Dieu ne connaît pas de fatigue. Pour nous elle est connaturelle. Pourra-t-il nous aider ? Pourra-t-il reverser en nous un peu de sa vigueur, un peu de sa jeunesse éternelle ? Venez à moi, vous qui peinez sous le poids du fardeau et je vous procurerai le repos. Va-t-il faire de sorte que les choses pénibles et lourdes disparaissent, ou changent si radicalement de nature qu’elles deviennent légères, éthérées ?

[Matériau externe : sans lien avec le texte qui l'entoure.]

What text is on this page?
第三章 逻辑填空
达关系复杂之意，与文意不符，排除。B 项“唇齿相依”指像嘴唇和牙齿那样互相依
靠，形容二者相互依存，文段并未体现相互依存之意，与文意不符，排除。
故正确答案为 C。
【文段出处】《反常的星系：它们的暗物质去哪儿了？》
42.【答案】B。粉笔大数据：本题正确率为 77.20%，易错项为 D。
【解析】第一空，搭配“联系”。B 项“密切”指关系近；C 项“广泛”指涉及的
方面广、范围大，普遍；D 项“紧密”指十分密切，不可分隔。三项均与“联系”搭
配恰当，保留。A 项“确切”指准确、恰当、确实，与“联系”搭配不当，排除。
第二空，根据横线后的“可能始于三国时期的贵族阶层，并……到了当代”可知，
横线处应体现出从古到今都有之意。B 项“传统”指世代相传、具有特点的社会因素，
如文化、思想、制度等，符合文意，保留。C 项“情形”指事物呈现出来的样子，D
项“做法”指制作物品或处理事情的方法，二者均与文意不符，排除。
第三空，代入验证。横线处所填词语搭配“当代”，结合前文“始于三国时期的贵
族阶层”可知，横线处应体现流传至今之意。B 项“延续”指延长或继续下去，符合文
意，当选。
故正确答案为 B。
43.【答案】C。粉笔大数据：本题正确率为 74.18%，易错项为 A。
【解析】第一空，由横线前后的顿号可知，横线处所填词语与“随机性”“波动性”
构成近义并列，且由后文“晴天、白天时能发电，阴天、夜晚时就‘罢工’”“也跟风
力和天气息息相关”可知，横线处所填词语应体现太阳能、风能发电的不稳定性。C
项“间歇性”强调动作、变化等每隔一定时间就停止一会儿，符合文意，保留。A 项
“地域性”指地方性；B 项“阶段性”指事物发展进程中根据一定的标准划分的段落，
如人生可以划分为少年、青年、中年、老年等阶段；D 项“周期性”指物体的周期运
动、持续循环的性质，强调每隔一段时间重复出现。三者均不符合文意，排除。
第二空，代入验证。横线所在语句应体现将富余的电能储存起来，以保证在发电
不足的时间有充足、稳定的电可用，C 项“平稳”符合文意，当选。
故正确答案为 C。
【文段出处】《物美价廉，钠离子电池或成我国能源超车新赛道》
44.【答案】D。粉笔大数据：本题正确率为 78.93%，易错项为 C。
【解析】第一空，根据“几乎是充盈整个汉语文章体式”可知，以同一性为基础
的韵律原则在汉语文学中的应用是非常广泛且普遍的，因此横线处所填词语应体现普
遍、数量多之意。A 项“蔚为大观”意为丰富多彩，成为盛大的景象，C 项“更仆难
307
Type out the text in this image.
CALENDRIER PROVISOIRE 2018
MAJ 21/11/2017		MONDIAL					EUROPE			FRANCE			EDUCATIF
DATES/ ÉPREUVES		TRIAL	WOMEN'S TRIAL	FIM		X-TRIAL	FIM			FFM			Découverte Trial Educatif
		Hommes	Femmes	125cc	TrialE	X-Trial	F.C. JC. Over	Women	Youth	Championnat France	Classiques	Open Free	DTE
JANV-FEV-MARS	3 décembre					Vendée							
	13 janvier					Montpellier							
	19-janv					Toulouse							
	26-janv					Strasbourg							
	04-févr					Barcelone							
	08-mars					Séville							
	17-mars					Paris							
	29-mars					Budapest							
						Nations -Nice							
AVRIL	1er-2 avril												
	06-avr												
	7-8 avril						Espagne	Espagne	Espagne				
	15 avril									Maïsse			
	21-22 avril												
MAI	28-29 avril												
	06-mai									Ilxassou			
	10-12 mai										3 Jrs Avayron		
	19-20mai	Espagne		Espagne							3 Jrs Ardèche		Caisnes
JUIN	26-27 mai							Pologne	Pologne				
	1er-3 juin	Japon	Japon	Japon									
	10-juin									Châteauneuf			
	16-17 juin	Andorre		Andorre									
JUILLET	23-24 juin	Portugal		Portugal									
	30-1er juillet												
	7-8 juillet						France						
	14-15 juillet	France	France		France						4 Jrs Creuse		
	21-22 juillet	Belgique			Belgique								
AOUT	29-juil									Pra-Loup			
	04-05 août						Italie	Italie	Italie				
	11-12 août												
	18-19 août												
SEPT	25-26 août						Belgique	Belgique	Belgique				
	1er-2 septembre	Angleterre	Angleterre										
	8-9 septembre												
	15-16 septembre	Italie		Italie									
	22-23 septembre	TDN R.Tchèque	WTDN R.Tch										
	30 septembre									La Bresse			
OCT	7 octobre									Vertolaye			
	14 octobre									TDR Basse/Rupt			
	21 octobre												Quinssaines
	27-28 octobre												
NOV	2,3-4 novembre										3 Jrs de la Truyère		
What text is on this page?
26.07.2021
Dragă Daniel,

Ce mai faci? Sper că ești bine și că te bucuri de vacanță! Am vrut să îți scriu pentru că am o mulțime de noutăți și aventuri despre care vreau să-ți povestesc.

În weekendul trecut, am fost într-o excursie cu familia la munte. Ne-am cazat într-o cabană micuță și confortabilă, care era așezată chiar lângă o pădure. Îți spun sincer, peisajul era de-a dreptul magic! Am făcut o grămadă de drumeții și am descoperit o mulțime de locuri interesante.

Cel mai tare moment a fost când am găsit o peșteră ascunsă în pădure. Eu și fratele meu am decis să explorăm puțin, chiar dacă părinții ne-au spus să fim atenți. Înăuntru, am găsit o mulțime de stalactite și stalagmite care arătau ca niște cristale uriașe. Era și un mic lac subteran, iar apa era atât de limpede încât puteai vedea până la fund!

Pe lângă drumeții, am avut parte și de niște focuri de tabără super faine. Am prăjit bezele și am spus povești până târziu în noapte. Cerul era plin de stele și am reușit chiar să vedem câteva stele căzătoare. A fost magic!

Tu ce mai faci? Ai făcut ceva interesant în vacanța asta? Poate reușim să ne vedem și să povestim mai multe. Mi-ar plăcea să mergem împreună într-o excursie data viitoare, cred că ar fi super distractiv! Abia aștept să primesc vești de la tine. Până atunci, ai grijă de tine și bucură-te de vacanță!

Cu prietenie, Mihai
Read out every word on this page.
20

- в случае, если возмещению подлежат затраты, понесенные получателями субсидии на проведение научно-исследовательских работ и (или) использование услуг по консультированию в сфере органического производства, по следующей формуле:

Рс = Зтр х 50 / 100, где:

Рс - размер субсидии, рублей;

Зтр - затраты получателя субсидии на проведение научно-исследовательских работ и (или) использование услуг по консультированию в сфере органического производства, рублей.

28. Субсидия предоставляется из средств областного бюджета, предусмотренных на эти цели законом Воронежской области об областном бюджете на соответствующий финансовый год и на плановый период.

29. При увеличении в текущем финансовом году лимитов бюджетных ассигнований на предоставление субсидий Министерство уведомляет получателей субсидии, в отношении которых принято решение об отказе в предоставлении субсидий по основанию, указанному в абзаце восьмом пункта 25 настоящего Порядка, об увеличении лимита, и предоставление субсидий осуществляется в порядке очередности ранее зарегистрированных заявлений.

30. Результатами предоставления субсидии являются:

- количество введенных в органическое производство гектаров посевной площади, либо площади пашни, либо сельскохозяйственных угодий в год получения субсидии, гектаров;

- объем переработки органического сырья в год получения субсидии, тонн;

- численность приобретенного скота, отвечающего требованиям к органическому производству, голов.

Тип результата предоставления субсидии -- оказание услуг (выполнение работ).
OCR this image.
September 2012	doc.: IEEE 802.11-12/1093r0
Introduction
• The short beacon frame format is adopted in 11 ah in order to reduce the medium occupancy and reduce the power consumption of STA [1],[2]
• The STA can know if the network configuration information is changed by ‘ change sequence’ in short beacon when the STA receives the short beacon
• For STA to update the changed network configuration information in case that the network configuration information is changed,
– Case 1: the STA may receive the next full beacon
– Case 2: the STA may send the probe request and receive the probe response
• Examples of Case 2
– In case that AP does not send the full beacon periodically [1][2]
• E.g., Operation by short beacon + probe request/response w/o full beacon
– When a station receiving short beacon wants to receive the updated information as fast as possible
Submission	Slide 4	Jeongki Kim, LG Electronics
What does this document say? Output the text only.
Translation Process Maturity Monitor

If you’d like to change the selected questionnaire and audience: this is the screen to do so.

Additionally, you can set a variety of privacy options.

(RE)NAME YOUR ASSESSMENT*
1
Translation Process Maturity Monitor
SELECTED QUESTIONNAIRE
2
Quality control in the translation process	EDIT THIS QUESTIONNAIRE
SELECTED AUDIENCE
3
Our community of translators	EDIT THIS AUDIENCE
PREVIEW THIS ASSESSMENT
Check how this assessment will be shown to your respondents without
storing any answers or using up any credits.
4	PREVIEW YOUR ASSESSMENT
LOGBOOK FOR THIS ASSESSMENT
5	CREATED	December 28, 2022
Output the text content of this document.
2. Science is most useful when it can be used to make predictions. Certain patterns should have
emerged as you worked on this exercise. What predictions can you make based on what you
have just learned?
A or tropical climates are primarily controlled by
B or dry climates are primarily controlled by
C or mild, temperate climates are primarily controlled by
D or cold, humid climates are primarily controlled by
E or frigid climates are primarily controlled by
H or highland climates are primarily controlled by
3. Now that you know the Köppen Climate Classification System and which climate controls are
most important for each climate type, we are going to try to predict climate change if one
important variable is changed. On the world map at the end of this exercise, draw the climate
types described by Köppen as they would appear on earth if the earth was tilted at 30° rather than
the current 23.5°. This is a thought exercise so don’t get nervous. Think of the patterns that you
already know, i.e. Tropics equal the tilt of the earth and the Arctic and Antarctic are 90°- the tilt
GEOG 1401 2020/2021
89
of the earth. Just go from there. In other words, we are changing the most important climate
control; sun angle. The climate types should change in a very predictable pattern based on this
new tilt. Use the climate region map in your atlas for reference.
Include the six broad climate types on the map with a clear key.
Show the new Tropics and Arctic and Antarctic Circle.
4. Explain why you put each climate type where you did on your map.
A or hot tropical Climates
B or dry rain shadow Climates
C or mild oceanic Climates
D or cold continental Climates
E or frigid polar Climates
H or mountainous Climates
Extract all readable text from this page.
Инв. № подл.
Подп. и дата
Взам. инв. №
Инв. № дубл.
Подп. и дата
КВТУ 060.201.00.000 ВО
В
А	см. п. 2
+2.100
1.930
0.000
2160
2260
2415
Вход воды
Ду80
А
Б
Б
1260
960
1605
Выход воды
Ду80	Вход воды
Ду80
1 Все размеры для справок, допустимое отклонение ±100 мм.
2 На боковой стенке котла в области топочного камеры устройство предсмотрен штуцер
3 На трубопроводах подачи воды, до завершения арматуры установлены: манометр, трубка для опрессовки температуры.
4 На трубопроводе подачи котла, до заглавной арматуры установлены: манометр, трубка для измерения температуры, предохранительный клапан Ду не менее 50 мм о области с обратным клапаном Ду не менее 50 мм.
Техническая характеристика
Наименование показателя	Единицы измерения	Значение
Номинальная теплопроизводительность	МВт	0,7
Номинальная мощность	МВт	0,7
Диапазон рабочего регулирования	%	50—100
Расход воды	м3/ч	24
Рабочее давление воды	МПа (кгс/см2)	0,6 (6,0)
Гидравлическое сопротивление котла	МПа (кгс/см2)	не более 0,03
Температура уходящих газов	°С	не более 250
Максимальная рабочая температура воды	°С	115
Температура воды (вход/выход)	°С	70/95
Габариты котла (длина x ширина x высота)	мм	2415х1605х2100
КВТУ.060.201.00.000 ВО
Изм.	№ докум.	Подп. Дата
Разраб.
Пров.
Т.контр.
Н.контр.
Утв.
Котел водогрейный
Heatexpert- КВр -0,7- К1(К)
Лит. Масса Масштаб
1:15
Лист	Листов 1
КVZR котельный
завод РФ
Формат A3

Dieu ne nous sauve pas par des choses éthérées. Au contraire, il vient vers nous dans ce qui est rugueux et pesant. Il vient dans notre chair, dans l’épaisseur de nos jours, avec leur grisaille et leur éclats. Lui, l’infatigable, se fatigue sur les routes de Galilée, en travaillant à la sueur de son front, il se fatigue à marcher et à parler, à écouter et à guérir. Il s’assoit, las, au bord de puits, il n’a pas où reposer la tête. Il ne fait pas disparaître le poids des choses. Il les porte. Il les prend sur lui. Dans notre faiblesse il déploie sa force. Il a tout créé sans effort. Il nous a racheté par son effort.
Ne cherchons donc pas de repos ailleurs que sous le joug du Christ. Il le porte, il nous porte. Prenons ce poids sur nous : il n’écrase pas. Il donne la force de Dieu.